Control Flow

Introduction

Registers and Arithmetic covered performing basic operations on data in registers, memory and immediate values. These allow us to express simple expressions such as a + b in assembly.

This section will cover how to write constructs like if statements, for loops and to create and call functions in assembly.

Labels

Labels are names which we give to particular lines of assembly. These names allow us to refer to locations within our assembly code, both instructions and data.

The assembly syntax for labels is the name of the label followed by a colon, e.g. my_label:. Labels follow the same rules for naming as for functions in C or Java.
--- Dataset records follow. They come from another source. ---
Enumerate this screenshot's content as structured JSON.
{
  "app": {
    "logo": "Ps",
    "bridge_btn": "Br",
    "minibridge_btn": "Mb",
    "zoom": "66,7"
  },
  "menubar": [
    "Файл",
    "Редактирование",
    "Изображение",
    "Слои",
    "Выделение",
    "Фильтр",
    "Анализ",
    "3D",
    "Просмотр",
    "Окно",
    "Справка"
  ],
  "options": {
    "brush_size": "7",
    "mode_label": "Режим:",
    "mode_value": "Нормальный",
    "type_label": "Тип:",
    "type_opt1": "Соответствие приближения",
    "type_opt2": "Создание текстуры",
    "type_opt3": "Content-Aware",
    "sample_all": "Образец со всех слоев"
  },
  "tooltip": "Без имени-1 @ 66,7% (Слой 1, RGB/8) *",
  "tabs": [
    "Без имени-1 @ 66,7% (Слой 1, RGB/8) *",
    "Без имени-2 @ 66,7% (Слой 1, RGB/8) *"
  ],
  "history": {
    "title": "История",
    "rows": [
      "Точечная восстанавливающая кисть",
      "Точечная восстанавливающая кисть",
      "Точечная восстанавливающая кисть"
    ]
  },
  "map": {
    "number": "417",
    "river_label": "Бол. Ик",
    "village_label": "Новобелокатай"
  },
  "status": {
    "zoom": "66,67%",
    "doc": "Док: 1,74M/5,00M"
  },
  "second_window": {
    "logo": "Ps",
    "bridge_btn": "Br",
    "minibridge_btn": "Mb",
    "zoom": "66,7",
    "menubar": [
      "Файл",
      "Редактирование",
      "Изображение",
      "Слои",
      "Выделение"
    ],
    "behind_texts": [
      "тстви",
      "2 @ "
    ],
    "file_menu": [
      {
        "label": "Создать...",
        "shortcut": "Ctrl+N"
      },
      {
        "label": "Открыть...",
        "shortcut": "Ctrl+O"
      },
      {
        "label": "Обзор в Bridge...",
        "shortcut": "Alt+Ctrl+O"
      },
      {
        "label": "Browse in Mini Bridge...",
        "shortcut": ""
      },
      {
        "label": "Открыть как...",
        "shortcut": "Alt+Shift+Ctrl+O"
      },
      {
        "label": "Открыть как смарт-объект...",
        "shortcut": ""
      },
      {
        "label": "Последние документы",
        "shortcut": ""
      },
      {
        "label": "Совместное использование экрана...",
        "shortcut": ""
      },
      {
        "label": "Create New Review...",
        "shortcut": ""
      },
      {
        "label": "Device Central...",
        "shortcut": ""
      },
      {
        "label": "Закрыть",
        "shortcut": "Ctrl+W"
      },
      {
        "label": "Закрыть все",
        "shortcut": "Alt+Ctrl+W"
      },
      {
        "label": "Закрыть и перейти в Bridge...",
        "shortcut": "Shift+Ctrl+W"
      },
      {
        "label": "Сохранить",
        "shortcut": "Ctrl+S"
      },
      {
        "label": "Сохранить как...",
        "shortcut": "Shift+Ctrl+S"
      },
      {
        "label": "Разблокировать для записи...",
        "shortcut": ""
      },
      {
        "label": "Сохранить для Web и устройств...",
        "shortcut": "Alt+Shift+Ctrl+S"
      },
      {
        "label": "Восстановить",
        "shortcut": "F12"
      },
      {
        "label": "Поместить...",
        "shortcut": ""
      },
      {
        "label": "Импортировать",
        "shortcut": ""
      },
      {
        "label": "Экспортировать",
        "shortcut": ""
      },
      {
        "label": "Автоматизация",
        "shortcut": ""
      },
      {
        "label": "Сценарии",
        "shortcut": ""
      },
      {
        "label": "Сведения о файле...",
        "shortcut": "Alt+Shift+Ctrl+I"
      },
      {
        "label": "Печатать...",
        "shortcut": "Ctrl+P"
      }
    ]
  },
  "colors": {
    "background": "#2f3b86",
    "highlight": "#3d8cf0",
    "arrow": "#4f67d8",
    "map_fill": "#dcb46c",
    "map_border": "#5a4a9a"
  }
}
Example 1: Using data and code labels

my_var: dd 3           ; <- this is a data label

main:                  ; <- this is a code label
    mov eax, [my_var]  ; Loads 3 into eax
add3:                  ; <- this is another code label
    add eax, 3

Note that labels do not automatically create functions. They do not alter the assembly in any way - they just point to particular lines. As a result, were Example 1 to be executed, the instruction at main would run, and then the next instruction would be the one at add3.

Jumping

Unconditional Jumps

Using code labels allows us to create constructs like loops. The jmp instruction in x86 allows us to set the next instruction (“jump”) to a particular label.

Example 2: Add 3 forever

main:
    add eax, 3
    jmp main

Example 2 shows some code which will execute in a loop, running add eax, 3 and then jumping back to main and running add eax, 3 again. The same assembly could be written in C as:

    while (1) {
        eax += 3;
    }

Conditional Jumps

If we don’t want our loops to be infinite, we can add a condition to the jump. To do this, first we perform a comparison between two values using the cmp instruction. Then we use one of the variants of the jmp instruction to decide whether to jump or not.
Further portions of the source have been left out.